We all know that sex is a vital part of any healthy relationship. But at some point every couple has wondered, “Are we having enough sex ? What’s the average here?” The answer is a little complicated.
According to Jezebel, couples receiving counseling are often advised to have sex at least twice a week. The piece goes on to explain that the twice a week goal seems more focused on relieving a man’s sexual frustration than for treating a couple in need.
Other publications like Life Hacker claim that happy couples have sex 2-3 a week. But quantifying and measuring a unique experience shared between two unique individuals who may or may not be compatible is unwise in my book. What about couples who identify as asexual? What about poly folks?
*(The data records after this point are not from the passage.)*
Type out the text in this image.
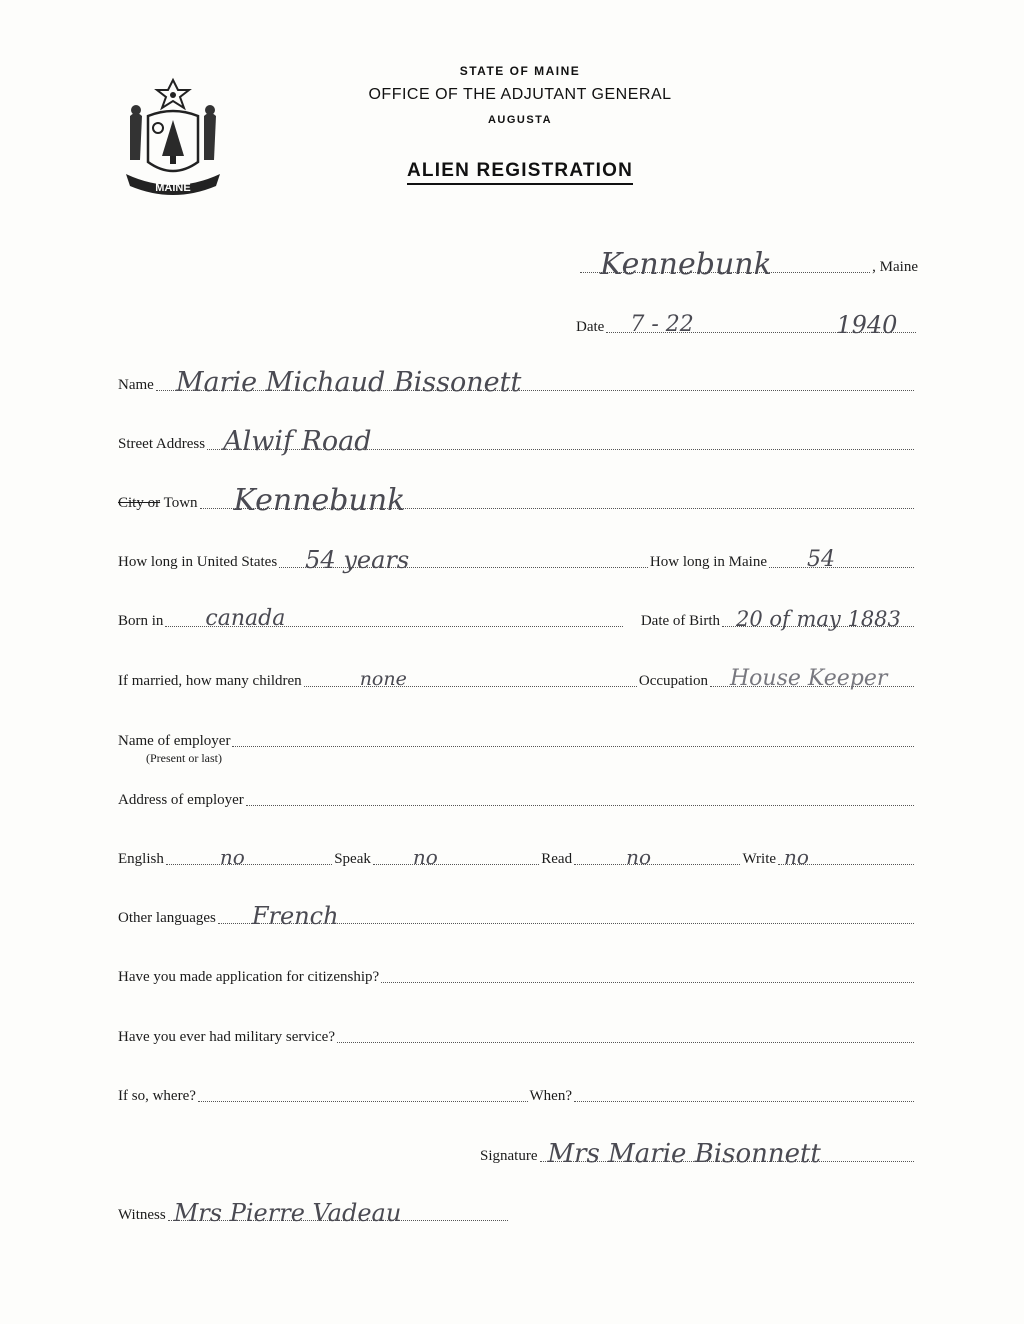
MAINE
STATE OF MAINE
OFFICE OF THE ADJUTANT GENERAL
AUGUSTA
ALIEN REGISTRATION
Kennebunk	, Maine
Date 7 - 22	1940
Name Marie Michaud Bissonett
Street Address Alwif Road
City or Town Kennebunk
How long in United States 54 years	How long in Maine 54
Born in canada	Date of Birth 20 of may 1883
If married, how many children	none	Occupation House Keeper
Name of employer
(Present or last)
Address of employer
English	no	Speak no	Read	no	Write no
Other languages French
Have you made application for citizenship?
Have you ever had military service?
If so, where?	When?
Signature Mrs Marie Bisonnett
Witness Mrs Pierre Vadeau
The more I delved into this topic the more I realized how different everyone is. We all value(or take for granted) sex and intimacy in a different way and to tell one couple, “You aren’t having enough sex “, isn’t a smart or compassionate way to approach things. There is no good reason to set a universal standard for how often we should be having sex in a universe of people with wildly differing drives, backgrounds and romantic situations.
What is clear to me is that as a society we need to be more pro sex and work towards acknowledging and understanding people who are different than us. Having sex 3 times a day won’t necessarily make you happier and healthier than anyone else. Sharing interests, values and a similar sex drive might just be your best bet.